Ally Morris and Adam Edggton were an unfancied pair at the Australian youth selection tournament for 2009. Ally was competing for at the trials for the first time. Not only did they qualify but they followed up with winning the PABF Championships in China Macau in June, 2009. Here is an email interview with Ally about the whole experience and her general philosophy towards the game....
Q: What sort of a chance did you think you had of making the Australian youth team when you were going into the trials ?
I was positive of our chances. Previous years, the youth seemed to have fielded stronger pairs whilst this year there were a lot of new partnerships and less experienced players. So we put in some good initial work and we had some strong agreements which is always important in youth.
Q: You and Adam Edgtton qualified for the team comfortably in January. What went right ?
There was nothing comfortable about our qualifying, we looked good early on, but it was a tough, gruelling event which seemed to go on forever and the runners up were really biting at our heels (put mildly.) In many ways it was a war of attrition - and fortunately, by keeping positive, getting plently of rest and not discussing hands afterwards (so we could just focus on rejuvenation) really helped us stay consistent. I was lucky to be well instructed by Nye on the importance of just putting in your best performance.
Q: Moving on, Australia were an unfancied team at the PABF Youth Championships in Macau. Other than 2007, we had very rarely managed to win the tournament . How did you rate your chances going into that event?
I know you shouldn't enter pessimistic.. but in all honesty, I didn't think I was being pessimistic by thinking we weren't really competitive. I feel guilty now for underestimating myself and my team, but its a guilt I can happily live with.
Q: We all know now that Australia managed to win the tournament. What are your thoughts on why the team was succesful ?
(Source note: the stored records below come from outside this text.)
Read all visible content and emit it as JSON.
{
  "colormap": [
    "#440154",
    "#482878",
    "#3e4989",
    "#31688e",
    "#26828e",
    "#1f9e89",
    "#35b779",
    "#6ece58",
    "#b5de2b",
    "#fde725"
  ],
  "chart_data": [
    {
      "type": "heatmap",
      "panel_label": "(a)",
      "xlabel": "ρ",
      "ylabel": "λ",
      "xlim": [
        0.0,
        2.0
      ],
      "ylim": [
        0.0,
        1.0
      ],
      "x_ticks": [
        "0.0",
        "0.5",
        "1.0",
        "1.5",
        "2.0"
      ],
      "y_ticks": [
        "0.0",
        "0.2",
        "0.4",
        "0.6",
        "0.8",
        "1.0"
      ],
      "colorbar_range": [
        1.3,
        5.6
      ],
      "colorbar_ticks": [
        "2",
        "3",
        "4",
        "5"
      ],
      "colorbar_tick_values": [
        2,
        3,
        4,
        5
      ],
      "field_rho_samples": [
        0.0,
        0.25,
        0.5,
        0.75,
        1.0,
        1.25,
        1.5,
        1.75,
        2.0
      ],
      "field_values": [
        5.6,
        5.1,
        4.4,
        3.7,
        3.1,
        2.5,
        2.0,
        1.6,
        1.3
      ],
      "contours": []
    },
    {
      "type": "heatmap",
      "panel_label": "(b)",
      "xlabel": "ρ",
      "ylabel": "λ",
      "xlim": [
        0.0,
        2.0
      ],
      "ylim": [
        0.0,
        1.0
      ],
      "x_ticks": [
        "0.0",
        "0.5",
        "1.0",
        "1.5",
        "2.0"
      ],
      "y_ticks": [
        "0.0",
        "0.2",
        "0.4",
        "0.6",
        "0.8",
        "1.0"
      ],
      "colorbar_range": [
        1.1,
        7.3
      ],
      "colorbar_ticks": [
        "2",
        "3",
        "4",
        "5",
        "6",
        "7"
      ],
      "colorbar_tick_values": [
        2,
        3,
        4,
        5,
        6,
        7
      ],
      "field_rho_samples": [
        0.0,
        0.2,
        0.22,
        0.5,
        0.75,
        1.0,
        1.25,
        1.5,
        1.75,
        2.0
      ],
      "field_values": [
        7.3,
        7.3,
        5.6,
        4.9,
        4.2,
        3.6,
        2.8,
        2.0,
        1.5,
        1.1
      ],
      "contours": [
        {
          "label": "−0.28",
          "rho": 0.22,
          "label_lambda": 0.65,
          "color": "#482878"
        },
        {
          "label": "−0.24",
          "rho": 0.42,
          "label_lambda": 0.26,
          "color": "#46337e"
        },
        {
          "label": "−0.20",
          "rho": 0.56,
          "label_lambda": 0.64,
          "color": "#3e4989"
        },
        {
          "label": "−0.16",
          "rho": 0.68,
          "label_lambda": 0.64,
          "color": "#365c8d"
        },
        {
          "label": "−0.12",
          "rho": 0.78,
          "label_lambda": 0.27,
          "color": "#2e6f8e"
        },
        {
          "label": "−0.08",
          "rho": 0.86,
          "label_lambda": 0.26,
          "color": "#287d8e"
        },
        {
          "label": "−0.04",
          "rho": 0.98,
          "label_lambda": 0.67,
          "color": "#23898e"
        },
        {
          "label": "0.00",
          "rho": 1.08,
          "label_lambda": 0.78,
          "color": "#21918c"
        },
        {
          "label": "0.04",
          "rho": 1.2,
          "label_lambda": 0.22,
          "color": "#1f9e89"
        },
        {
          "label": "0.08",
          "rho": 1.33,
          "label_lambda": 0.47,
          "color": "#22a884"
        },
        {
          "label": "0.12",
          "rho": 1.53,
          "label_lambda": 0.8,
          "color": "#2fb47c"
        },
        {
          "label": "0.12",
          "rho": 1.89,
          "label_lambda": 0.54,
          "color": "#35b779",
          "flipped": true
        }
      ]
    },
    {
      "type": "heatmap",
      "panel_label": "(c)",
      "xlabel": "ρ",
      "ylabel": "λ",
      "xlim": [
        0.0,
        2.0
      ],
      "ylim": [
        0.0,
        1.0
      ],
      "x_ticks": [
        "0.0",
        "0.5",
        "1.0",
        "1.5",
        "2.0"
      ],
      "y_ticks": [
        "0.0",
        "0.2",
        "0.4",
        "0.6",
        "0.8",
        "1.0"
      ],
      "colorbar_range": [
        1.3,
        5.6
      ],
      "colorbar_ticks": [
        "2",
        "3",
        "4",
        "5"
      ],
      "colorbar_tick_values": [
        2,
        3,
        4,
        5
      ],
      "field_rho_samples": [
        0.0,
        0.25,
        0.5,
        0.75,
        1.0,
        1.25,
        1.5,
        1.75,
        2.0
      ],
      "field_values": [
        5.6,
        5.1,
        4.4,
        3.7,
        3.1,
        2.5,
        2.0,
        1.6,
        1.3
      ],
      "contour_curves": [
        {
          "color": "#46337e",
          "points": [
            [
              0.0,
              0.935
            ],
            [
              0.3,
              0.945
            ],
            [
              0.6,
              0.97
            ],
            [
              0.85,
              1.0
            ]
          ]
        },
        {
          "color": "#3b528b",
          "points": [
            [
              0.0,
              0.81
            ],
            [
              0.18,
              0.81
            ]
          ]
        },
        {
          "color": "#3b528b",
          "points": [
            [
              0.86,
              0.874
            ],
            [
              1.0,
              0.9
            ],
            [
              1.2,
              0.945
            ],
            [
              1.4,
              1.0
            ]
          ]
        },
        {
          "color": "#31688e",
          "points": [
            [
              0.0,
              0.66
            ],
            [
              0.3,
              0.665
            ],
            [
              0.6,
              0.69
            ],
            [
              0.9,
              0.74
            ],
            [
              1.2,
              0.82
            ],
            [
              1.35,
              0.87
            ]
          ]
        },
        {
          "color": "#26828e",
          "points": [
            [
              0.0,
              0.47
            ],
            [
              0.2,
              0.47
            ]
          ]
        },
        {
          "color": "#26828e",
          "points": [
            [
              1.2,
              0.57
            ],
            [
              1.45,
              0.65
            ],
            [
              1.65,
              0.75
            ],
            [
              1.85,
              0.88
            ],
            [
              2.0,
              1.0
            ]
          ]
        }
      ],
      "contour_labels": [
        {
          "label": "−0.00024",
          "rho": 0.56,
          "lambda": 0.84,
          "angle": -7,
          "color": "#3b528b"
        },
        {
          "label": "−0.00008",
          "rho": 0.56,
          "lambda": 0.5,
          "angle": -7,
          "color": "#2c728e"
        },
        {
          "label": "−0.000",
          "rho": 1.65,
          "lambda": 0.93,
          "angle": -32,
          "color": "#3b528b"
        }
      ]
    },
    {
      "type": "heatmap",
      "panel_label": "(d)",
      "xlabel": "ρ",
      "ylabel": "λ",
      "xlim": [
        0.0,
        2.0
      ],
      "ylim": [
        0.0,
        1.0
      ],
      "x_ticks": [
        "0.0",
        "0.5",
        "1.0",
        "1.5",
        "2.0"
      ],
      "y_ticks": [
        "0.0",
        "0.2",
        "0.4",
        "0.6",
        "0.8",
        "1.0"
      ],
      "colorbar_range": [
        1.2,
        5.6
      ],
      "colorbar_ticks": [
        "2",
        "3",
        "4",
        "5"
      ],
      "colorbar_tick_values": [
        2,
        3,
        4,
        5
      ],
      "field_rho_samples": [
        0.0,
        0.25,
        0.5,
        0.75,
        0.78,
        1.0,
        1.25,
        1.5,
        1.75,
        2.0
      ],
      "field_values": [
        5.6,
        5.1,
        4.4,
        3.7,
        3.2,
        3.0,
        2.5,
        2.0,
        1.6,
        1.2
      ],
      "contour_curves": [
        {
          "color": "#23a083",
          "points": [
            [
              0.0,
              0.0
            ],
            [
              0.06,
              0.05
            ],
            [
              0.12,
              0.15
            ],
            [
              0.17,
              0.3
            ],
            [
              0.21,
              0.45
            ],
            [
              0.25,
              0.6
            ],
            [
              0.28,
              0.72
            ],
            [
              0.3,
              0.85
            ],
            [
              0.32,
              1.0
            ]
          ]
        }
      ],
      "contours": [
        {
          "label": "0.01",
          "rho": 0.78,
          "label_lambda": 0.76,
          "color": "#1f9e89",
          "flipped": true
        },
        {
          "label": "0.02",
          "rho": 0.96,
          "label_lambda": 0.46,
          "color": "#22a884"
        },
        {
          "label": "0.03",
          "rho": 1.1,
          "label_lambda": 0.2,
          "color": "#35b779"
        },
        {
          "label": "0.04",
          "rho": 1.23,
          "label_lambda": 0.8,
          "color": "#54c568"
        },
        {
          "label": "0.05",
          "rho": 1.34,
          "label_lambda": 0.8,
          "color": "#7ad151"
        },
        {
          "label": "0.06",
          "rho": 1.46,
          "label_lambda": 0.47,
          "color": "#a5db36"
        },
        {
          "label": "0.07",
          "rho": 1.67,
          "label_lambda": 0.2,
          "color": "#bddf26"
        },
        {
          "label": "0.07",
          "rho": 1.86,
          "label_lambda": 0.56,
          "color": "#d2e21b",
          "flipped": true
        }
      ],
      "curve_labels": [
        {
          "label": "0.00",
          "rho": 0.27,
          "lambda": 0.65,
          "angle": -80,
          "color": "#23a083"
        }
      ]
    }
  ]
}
I believe a thousand things have to go right in an event where all the competitors are so close. Some of which are sheer luck, like winning a good board, which trickles down to posting some good initial results that then boost team confidence for later on. (A bit of chaos theory; a butterfly flutters its wings in Macau and Australia wins the PABF.) Luck aside though, a pair like Howard/Hollands who post strong, consistent results really inspire a team. It was
also really important to put in some ground work. Adam and I could have practiced more, but the mentoring system the ABF set up insured that at least we did some practice and made us conscious of our commitment and kept us in the right mind frame for entering the event. A coach who wasn't afraid to tell us to get to it was ..invaluable. (Thank Sartaj!)
With the PABF Trophy
Q: I recall you played the last match when the two leading teams (Australia and Japan) were close to each other in the standings. Can you share with us your thoughts and attitude going into those 16 boards ?
I just knew if we played the same boring game we'd played up until now we'd win. We'd been reasonably consistent throughout, and that gave us confidence. But at the end of the day, it was just another match and we knew it was our regular game which had got us here so we were mindful just to stay on it. Team morale was really high and we'd played the team before and knew we were up against strong and probably equal opponents, so what we really needed was a better performance on the day, and we were keen to deliver it.
Q: The tension and the responsibility in that last set must have been nerve-racking. Do you recall vividly the experience of playing the last match or is it just a joyful haze ?
Vividly. I tried to be relaxed and non-chalent, but both teams wanted it _really_ bad.
Q: On to another topic. The Australian youth team has tasted some success over the last few years. Do you have any theories on why the Open and Womens teams have not delivered similar performances ?
This is one I'm probably not really qualified to answer. Australia has posted some great international results - and a few of the players who have played this event are people I look up to, so I'm honestly baffled as to why it keeps eluding us. Maybe in a few years when the Youth graduate to Open.. jokes!
Q: What are your bridge plans for the future ?
I just want to get better now. Practice, play and read. Youth events are a great way to gain some confidence and experience, and now I just want to justify the youth budget and perform to my best.
Q: What constitutes an ideal bridge partner ?
Good psychology is such an essential part of any good game. So a partner who can bring the best out of you - or really, just not bring out the worse. A player who you can trust; there is no deal breaker like a partner who leaves you guessing all the time in the bidding and play. And also someone who, no matter how serious it is, always is a reminder in themselves that bridge is meant to be enjoyable. Adam was as serious as nails, and very open with his feelings when things went *horribly* wrong. But thats OK. Bridge is a partnership, and with every partnership there is always a degree of conflict - some conflict can help you grow and thrive, and other times it can cause you to crumble.
Q: Hamman famously commented that bidding system is 3 percent of the game, if that. Would you agree or disagree ?
Honestly, I think the boards we won on the bidding were the ones where we had better bidding judgement then our opponents, completely independent of our system. I think people get too wound up in the system - when Hamman finally starts answering my emails for a game we'll just play straight 2/1 but to its full potential.